The 90,000EP Goodna STP was delivered by Thiess and Jacobs (formally SKM) in 2012. This benchmark facility is designed to achieve stringent TN and TP discharge criteria of 3mg/L and 1mg/L respectively. The process configuration integrates an MBR and oxidation ditch within an overall 7 stage BNR and EBPR process.

At both facilities, permeate ammonia and ortho-phosphate concentration is measured by online wet chemistry analysers on a continuous basis and can be used for advanced nutrient removal process control, providing enhanced nutrient removal performance and compliance reliability, and reduced energy and chemical operational costs.
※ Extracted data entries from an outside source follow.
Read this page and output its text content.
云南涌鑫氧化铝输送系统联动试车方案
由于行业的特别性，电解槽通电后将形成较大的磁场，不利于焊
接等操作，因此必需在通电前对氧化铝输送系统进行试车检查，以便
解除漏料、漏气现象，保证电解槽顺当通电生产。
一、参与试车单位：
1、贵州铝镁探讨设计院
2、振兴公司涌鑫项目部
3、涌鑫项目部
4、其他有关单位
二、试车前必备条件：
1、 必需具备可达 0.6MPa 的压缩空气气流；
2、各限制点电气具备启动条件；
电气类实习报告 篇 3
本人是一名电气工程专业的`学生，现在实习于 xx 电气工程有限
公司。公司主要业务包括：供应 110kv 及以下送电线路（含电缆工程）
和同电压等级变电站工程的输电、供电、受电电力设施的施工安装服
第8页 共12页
The ABAC is achieved through controlling aeration supply and distribution to the bioreactor relative to measured permeate ammonia concentration and the desired ammonia setpoint. The control philosophy adopts an ammonia controller function which trims the target reactor dissolved oxygen (DO) concentration, and provides protection against analyser failure or incorrect measurement which could result in sub optimal aeration control responses. The resulting control can be optimised in terms of analyser confidence and efficiency gain by the Operator or Engineer. The control has been shown to reduce energy consumption and improve performance and reliability accordingly.

The process design compensates transient EBPR performance associated with catchment and environmental impacts using supplementary chemical phosphorous removal, specifically Alum dosing at GSTP, and ACH dosing at SWRF. An online ortho-phosphate

analyser is used to optimise phosphorous removal and EBPR performance, and reduce chemical dosing dependency and costs. Significant reductions in chemical dosing requirements were achieved, as well as a slight reduction in biosolids generation through reduced precipitated solids production.

Control philosophies and improvements in process performance and savings are presented. Lessons learned in controller set up and operational implications and requirements are also provided. These advanced control methodologies may be applied to larger scale facilities to provide substantial cost savings and improved performance reliability. At GSTP, routine sampling shows the plant consistently achieves effluent TP <1.0 mgP/L, ammonia <0.1 mgN/L, and TN <2.5 mgN/L. Control philosophies and improvements in process performance and savings are presented.